5:00 a.m. 63 degrees, wind SE 0 mph. Sky: misty and overcast; tendrils and plumes of fog rise in the valleys, thickly over the Ompompanoosuc River; thinly elsewhere; morning appears on the brink of ruin. Permanent streams: keep to themselves; upper, moving but mute; lower, an undertone, barely audible. Intermittent streams: soft, soupy, stone-rimmed depressions. In the wetlands: haze suspended just below the far canopy; air everywhere else bright but dense; a green frog calls. In the pond: traces of mist on the surface. Shoals of fidgety tadpoles, hind legs sprouting like weeds, gulp air and absorb tails; aquatic to terrestrial, life's profound magic trick; bubbles linger on the surface in recognition of majestic transformations.
Air fills with hostile flies.
DOR: red squirrel (I think I know him); garter snake.
AOR: black and yellow millipede; slugs challenge the sun, hidden behind a bank of clouds. For the slugs, a personal Death Valley; cross before you scorch.
Two note whistlers: chickadee high; titmouse low; phoebe guttural like dragging furniture across the floor. A woodpecker broadcasts from a metal roof. Turning back the clock, a turkey gobbles. Catbird meows softly in the thickets. Chestnut-side warbler, pausing on a naked branch to scan the neighborhood, has nothing to say; poses broadside for a moment as if for Audubon, and then resumes shopping for caterpillars in the alders.
Two yellow-billed cuckoos call this morning, one across the wetlands where several caterpillar tents decorate the crown of white ash, the other nearby the house.
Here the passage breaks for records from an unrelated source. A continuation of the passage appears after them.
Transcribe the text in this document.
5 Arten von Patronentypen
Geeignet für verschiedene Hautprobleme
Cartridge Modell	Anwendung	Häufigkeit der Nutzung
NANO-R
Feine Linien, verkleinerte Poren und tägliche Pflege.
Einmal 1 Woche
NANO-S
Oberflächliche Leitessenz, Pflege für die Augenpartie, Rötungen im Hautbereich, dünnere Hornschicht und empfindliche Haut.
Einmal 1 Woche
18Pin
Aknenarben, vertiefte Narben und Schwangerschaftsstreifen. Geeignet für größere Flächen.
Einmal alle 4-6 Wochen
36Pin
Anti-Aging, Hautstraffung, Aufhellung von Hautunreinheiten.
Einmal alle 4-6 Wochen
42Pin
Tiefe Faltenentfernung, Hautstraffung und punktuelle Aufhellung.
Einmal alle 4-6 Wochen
Department of much-embroidered facts: Confucian texts, circa 2600 BP, declared that the hapless host of a Eurasian cuckoo, an obligate brood parasite like a New World cowbird, paid homage to an exemplary ruler. The ruler, of course, is more a shirker than a tyrant, the original lousy parent—a cheater. Brood parasites play by rules that both irritate and fascinate us. Who among us leaves our babies on someone else's doorstep? A facultative brood parasite—like yellow-billed and black-billed cuckoos—may have taken a massive step down the path to becoming an obligate brood parasite. Understanding the origins of a trait submerged by time and the benefits of cuckoo breeding strategies rests with an avian tribunal and a lot of thoughtful biologists.
In the meantime, I'll listen and search for a sleek, retiring bird with an eponymous call. If I happen to find a parasitized nest, I won't need King Solomon to determine legal parentage.